Neste mês, a campanha Novembro Azul busca conscientizar sobre a importância do diagnóstico precoce do câncer de próstata e do cuidado com a saúde masculina. Segundo tipo mais comum de câncer entre os homens, representa cerca de 29% dos casos registrados. Segundo o Painel de Oncologia do Ministério da Saúde (DataSUS), que reúne os registros de diagnósticos oncológicos realizados pelo Sistema Único de Saúde, em 2024, foram contabilizados 41.357 casos, enquanto de janeiro a junho de 2025 já houve 12.430 ocorrências. A maioria dos diagnósticos se concentra a partir dos 60 anos, com 10.687 registros, mas homens entre 40 e 49 anos também foram afetados, somando 175 casos.
De acordo com o urologista do Complexo Hospitalar Santa Casa de Bragança Paulista, Dr. Jean Datovo, é fundamental que o cuidado com a saúde masculina seja contínuo e não se restrinja apenas às campanhas. “A prevenção e o diagnóstico precoce são os principais aliados para o sucesso do tratamento. Consultas regulares e exames de rotina permitem identificar alterações ainda em estágios iniciais, quando as chances de cura são muito maiores”, destaca o especialista.
A detecção do câncer de próstata pode ser feita por meio de dois exames principais. O PSA (Antígeno Prostático Específico) é um exame de sangue que mede a quantidade de uma proteína produzida pela próstata. Níveis elevados podem indicar alterações, que vão desde inflamações até a presença de tumores. Já o exame de toque retal é um procedimento rápido e indolor, no qual o médico avalia o tamanho, a forma e a consistência da próstata, sendo essencial para complementar a análise e aumentar a precisão do diagnóstico.
“Muitos homens ainda relutam em procurar o urologista, seja por receio ou por desinformação. No entanto, é importante entender que o acompanhamento regular e a realização do PSA são formas simples e eficazes de detectar precocemente qualquer alteração. O toque retal, quando indicado, complementa essa avaliação e pode fazer toda a diferença no diagnóstico”, explica o urologista.

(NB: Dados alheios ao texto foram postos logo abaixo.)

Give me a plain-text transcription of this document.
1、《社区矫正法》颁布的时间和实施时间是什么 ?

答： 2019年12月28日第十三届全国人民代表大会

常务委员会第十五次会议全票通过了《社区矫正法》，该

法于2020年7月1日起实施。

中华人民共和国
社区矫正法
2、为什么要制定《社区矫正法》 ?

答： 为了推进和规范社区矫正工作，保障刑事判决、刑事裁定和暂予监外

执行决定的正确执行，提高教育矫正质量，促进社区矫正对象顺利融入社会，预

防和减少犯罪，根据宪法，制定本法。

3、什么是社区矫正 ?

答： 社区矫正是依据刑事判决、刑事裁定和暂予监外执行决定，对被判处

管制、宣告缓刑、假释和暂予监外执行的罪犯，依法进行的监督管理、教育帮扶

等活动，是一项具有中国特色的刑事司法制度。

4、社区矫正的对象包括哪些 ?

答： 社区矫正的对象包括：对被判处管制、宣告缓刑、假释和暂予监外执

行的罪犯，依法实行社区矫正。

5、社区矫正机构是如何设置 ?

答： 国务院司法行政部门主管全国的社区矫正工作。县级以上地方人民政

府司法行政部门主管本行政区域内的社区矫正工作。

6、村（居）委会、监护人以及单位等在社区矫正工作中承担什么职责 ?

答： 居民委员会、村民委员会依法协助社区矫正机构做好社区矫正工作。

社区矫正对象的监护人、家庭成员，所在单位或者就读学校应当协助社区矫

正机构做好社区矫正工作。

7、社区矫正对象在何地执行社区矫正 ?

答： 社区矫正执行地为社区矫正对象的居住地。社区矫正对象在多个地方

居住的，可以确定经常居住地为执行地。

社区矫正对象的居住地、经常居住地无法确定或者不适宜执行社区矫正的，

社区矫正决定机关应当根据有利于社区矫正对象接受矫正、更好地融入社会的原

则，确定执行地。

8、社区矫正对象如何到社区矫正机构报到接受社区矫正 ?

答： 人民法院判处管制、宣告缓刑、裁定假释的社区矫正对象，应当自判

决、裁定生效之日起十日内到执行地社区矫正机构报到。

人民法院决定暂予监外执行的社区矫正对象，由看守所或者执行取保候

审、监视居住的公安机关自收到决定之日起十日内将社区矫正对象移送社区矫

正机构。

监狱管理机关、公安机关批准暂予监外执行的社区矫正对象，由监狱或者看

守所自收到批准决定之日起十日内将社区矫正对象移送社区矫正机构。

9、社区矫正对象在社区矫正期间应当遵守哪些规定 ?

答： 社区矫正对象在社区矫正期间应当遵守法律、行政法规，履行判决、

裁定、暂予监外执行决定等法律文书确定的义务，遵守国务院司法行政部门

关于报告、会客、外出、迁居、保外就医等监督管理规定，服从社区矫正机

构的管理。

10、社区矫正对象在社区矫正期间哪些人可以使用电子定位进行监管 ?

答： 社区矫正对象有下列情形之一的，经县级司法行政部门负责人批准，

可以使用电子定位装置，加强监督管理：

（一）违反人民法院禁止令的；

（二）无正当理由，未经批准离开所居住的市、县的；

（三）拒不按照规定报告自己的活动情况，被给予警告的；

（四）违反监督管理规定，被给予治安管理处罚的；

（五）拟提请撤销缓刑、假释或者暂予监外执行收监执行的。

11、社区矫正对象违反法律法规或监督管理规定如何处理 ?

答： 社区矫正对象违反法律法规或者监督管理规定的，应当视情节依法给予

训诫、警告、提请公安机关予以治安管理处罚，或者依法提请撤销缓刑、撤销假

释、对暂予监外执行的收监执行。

Alguns fatores aumentam o risco de desenvolver o câncer de próstata, como a idade acima dos 50 anos, o histórico familiar da doença, a obesidade e hábitos alimentares pouco saudáveis. Homens negros também apresentam maior predisposição e, por isso, devem iniciar o acompanhamento com o urologista mais cedo, a partir dos 45 anos.
Segundo o urologista, o câncer de próstata muitas vezes se desenvolve de forma silenciosa. “Nos estágios iniciais, a doença pode não apresentar sintomas, o que reforça a importância de realizar os exames preventivos regularmente, mesmo quando o paciente não sente nada incomum”, explica o especialista.
Com o avanço da doença, podem surgir sinais como dificuldade para urinar, diminuição do jato urinário, necessidade de urinar com maior frequência – especialmente à noite –, presença de sangue na urina ou no sêmen e dores na região lombar, nos quadris ou nas pernas. “Quando esses sintomas aparecem, geralmente o câncer já está em um estágio mais avançado, o que torna o tratamento mais complexo. Por isso, o diagnóstico precoce é fundamental para garantir melhores resultados e maiores chances de cura”, conclui o médico.